Not to worry.
I spent last night reading through the most recent edition. What could be better than a few hours reading about the following:
1. What Henry Paulson thought about his tour of duty as Treasury Secretary and how he thought he did in trying to stave off total financial ruin.
2. What 18 year old Levi Johnston really thinks about his almost mother-in-law Sarah Palin and her dysfunctional household.
3. How they caught the Boston University medical student who killed the “masseuse” he engaged on Craigslist.
4. What happened when Jackie and Bobby Kennedy hired William Manchester to write the official history of President Kennedy’s assassination.

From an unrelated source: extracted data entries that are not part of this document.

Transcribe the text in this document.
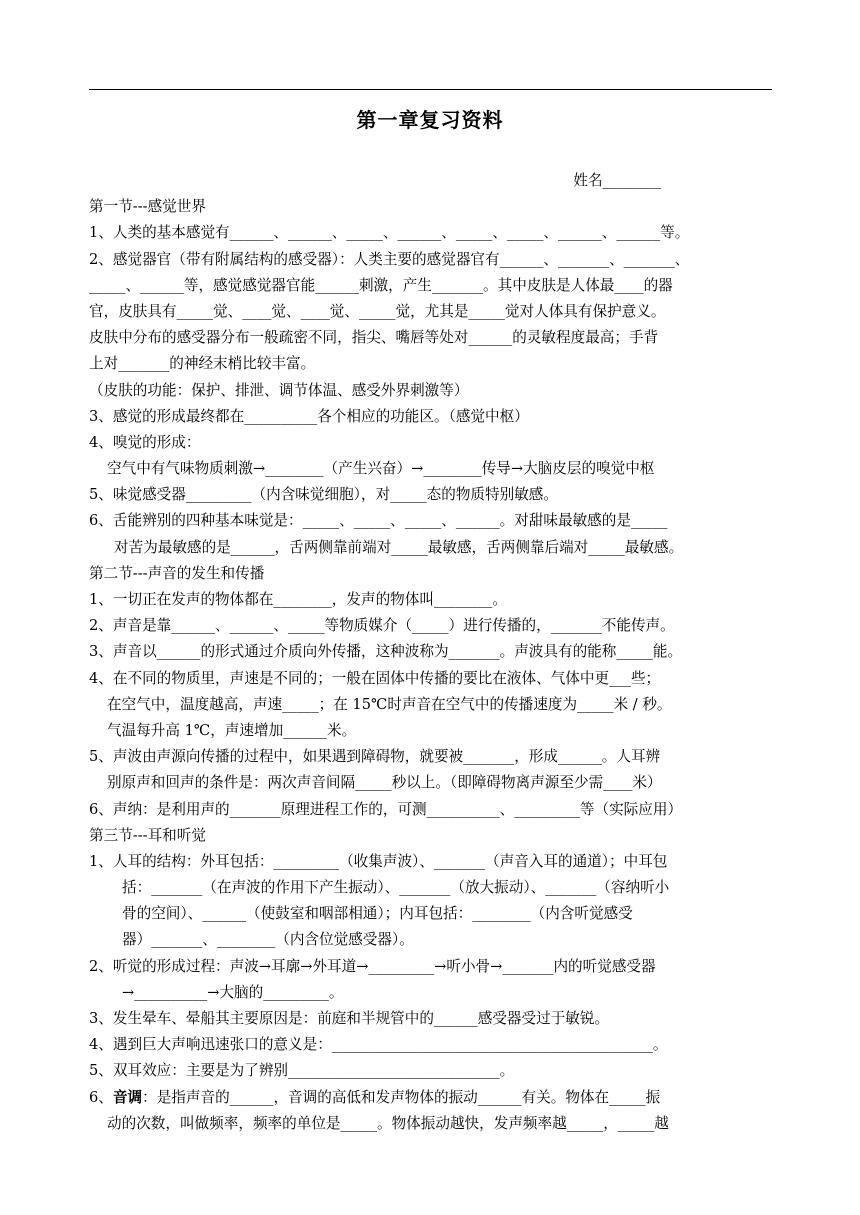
第一章复习资料
姓名________
第一节---感觉世界
1、人类的基本感觉有______、______、_____、______、_____、_____、______、______等。
2、感觉器官（带有附属结构的感受器）：人类主要的感觉器官有______、_______、_______、
_____、______等，感觉感觉器官能______刺激，产生_______。其中皮肤是人体最____的器
官，皮肤具有_____觉、____觉、____觉、_____觉，尤其是_____觉对人体具有保护意义。
皮肤中分布的感受器分布一般疏密不同，指尖、嘴唇等处对______的灵敏程度最高；手背
上对_______的神经末梢比较丰富。
（皮肤的功能：保护、排泄、调节体温、感受外界刺激等）
3、感觉的形成最终都在__________各个相应的功能区。（感觉中枢）
4、嗅觉的形成：
空气中有气味物质刺激→________（产生兴奋）→________传导→大脑皮层的嗅觉中枢
5、味觉感受器_________（内含味觉细胞），对_____态的物质特别敏感。
6、舌能辨别的四种基本味觉是：_____、_____、_____、______。对甜味最敏感的是_____
对苦为最敏感的是______，舌两侧靠前端对_____最敏感，舌两侧靠后端对_____最敏感。
第二节---声音的发生和传播
1、一切正在发声的物体都在________，发声的物体叫________。
2、声音是靠______、______、_____等物质媒介（_____）进行传播的，_______不能传声。
3、声音以______的形式通过介质向外传播，这种波称为_______。声波具有的能称_____能。
4、在不同的物质里，声速是不同的；一般在固体中传播的要比在液体、气体中更___些；
在空气中，温度越高，声速_____；在 15℃时声音在空气中的传播速度为_____米 / 秒。
气温每升高 1℃，声速增加______米。
5、声波由声源向传播的过程中，如果遇到障碍物，就要被_______，形成______。人耳辨
别原声和回声的条件是：两次声音间隔_____秒以上。（即障碍物离声源至少需____米）
6、声纳：是利用声的_______原理进程工作的，可测__________、_________等（实际应用）
第三节---耳和听觉
1、人耳的结构：外耳包括：_________（收集声波）、_______（声音入耳的通道）；中耳包
括：_______（在声波的作用下产生振动）、_______（放大振动）、_______（容纳听小
骨的空间）、______（使鼓室和咽部相通）；内耳包括：________（内含听觉感受
器）_______、________（内含位觉感受器）。
2、听觉的形成过程：声波→耳廓→外耳道→_________→听小骨→_______内的听觉感受器
→__________→大脑的_________。
3、发生晕车、晕船其主要原因是：前庭和半规管中的______感受器受过于敏锐。
4、遇到巨大声响迅速张口的意义是：____________________________________________。
5、双耳效应：主要是为了辨别_____________________________。
6、音调：是指声音的______，音调的高低和发声物体的振动______有关。物体在_____振
动的次数，叫做频率，频率的单位是_____。物体振动越快，发声频率越_____，_____越
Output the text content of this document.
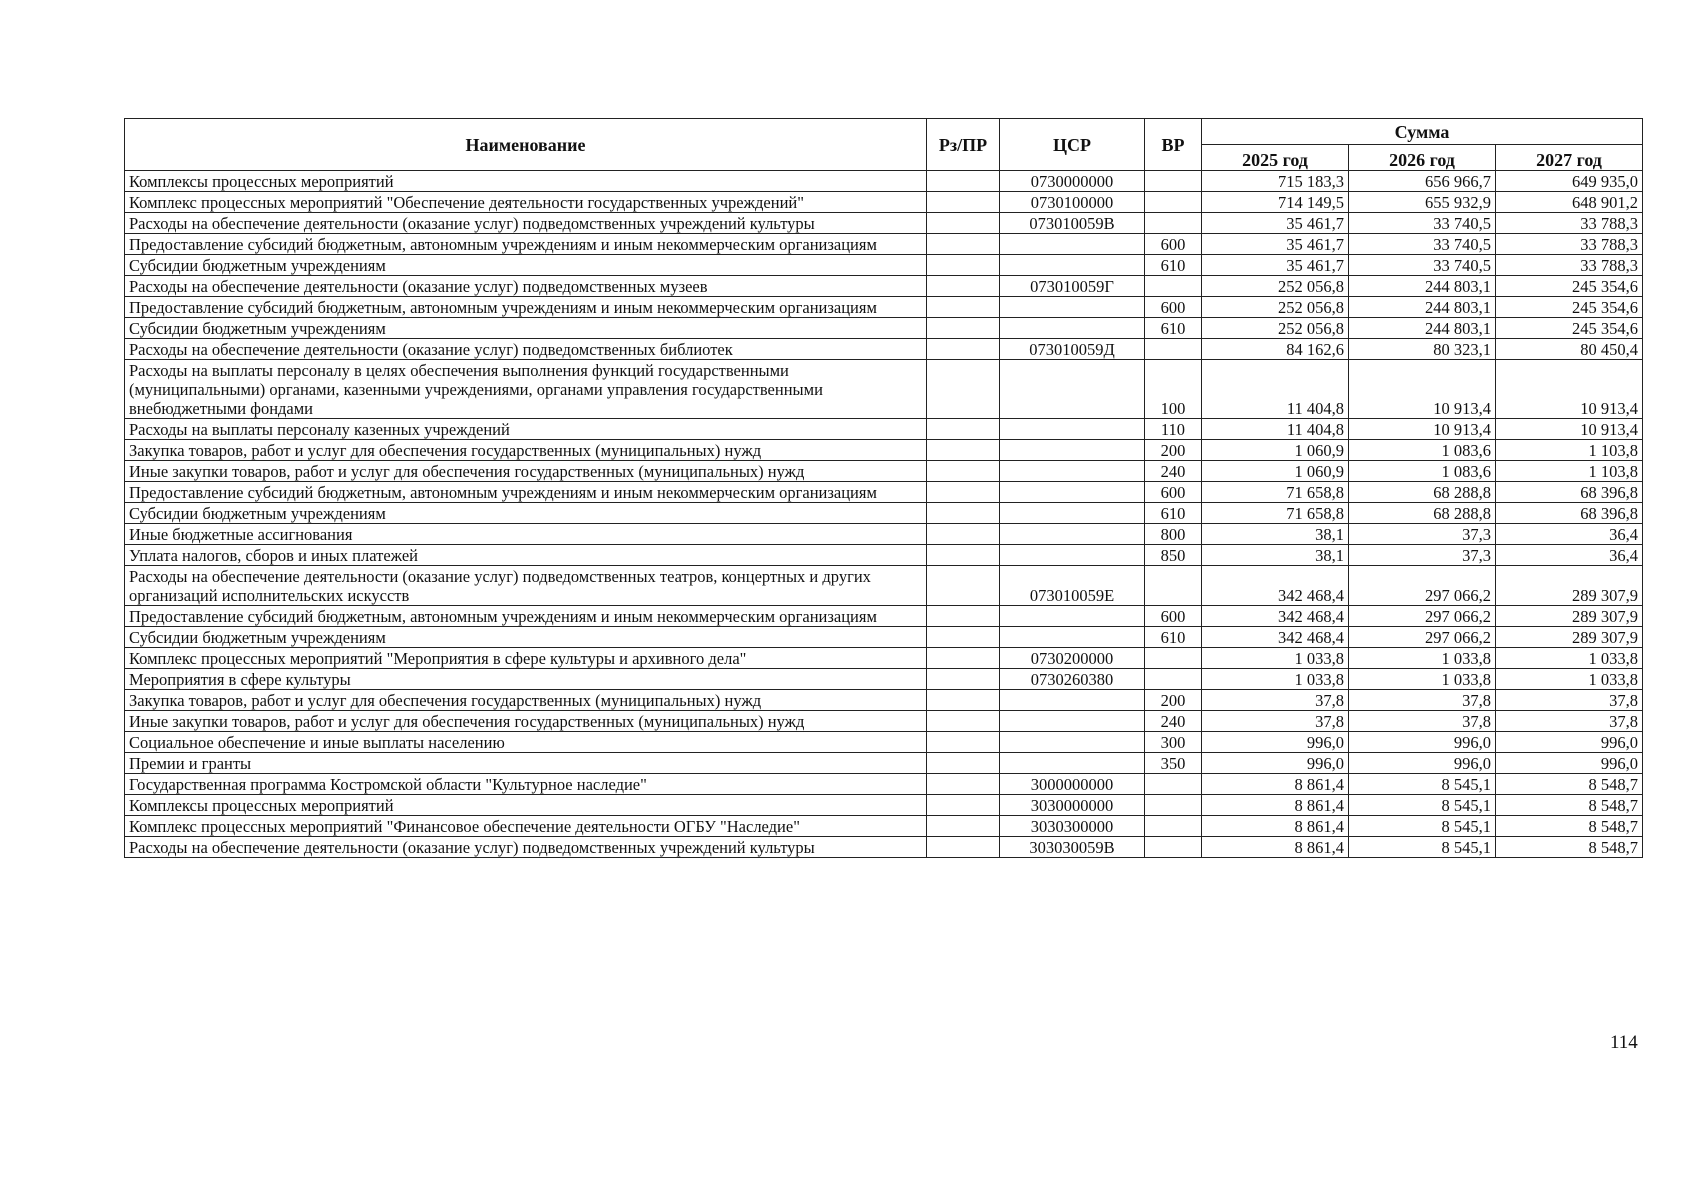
Наименование	Рз/ПР	ЦСР	ВР	Сумма		
				2025 год	2026 год	2027 год
Комплексы процессных мероприятий		0730000000		715 183,3	656 966,7	649 935,0
Комплекс процессных мероприятий "Обеспечение деятельности государственных учреждений"		0730100000		714 149,5	655 932,9	648 901,2
Расходы на обеспечение деятельности (оказание услуг) подведомственных учреждений культуры		073010059В		35 461,7	33 740,5	33 788,3
Предоставление субсидий бюджетным, автономным учреждениям и иным некоммерческим организациям			600	35 461,7	33 740,5	33 788,3
Субсидии бюджетным учреждениям			610	35 461,7	33 740,5	33 788,3
Расходы на обеспечение деятельности (оказание услуг) подведомственных музеев		073010059Г		252 056,8	244 803,1	245 354,6
Предоставление субсидий бюджетным, автономным учреждениям и иным некоммерческим организациям			600	252 056,8	244 803,1	245 354,6
Субсидии бюджетным учреждениям			610	252 056,8	244 803,1	245 354,6
Расходы на обеспечение деятельности (оказание услуг) подведомственных библиотек		073010059Д		84 162,6	80 323,1	80 450,4
Расходы на выплаты персоналу в целях обеспечения выполнения функций государственными (муниципальными) органами, казенными учреждениями, органами управления государственными внебюджетными фондами			100	11 404,8	10 913,4	10 913,4
Расходы на выплаты персоналу казенных учреждений			110	11 404,8	10 913,4	10 913,4
Закупка товаров, работ и услуг для обеспечения государственных (муниципальных) нужд			200	1 060,9	1 083,6	1 103,8
Иные закупки товаров, работ и услуг для обеспечения государственных (муниципальных) нужд			240	1 060,9	1 083,6	1 103,8
Предоставление субсидий бюджетным, автономным учреждениям и иным некоммерческим организациям			600	71 658,8	68 288,8	68 396,8
Субсидии бюджетным учреждениям			610	71 658,8	68 288,8	68 396,8
Иные бюджетные ассигнования			800	38,1	37,3	36,4
Уплата налогов, сборов и иных платежей			850	38,1	37,3	36,4
Расходы на обеспечение деятельности (оказание услуг) подведомственных театров, концертных и других организаций исполнительских искусств		073010059Е		342 468,4	297 066,2	289 307,9
Предоставление субсидий бюджетным, автономным учреждениям и иным некоммерческим организациям			600	342 468,4	297 066,2	289 307,9
Субсидии бюджетным учреждениям			610	342 468,4	297 066,2	289 307,9
Комплекс процессных мероприятий "Мероприятия в сфере культуры и архивного дела"		0730200000		1 033,8	1 033,8	1 033,8
Мероприятия в сфере культуры		0730260380		1 033,8	1 033,8	1 033,8
Закупка товаров, работ и услуг для обеспечения государственных (муниципальных) нужд			200	37,8	37,8	37,8
Иные закупки товаров, работ и услуг для обеспечения государственных (муниципальных) нужд			240	37,8	37,8	37,8
Социальное обеспечение и иные выплаты населению			300	996,0	996,0	996,0
Премии и гранты			350	996,0	996,0	996,0
Государственная программа Костромской области "Культурное наследие"		3000000000		8 861,4	8 545,1	8 548,7
Комплексы процессных мероприятий		3030000000		8 861,4	8 545,1	8 548,7
Комплекс процессных мероприятий "Финансовое обеспечение деятельности ОГБУ "Наследие"		3030300000		8 861,4	8 545,1	8 548,7
Расходы на обеспечение деятельности (оказание услуг) подведомственных учреждений культуры		303030059В		8 861,4	8 545,1	8 548,7
114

5. How Walter Annenberg’s daughter Wallis is running the Annenberg Foundation and what it means, especially for Los Angeles
And my favorite, the story of the death of Georgian tycoon Badri Patarkatsishvili, and what has happened to all those billions (dollars and rubles). It’s a story that is too extraordinary even to be fiction.
Now, there were a couple of articles about the economy that I thought a bit boring. And I really don’t care about LeBron James, so I didn’t read his memoir. And I hardly ever read the sound-bite columns (I don’t know what you call them), which give you a sentence or a short paragraph about people who may be well know to most Americans, but are absolutely foreign to me.
But, for a magazine to have so much, every month, I think is pretty extraordinary.
So, once again, three cheers for Vanity Fair.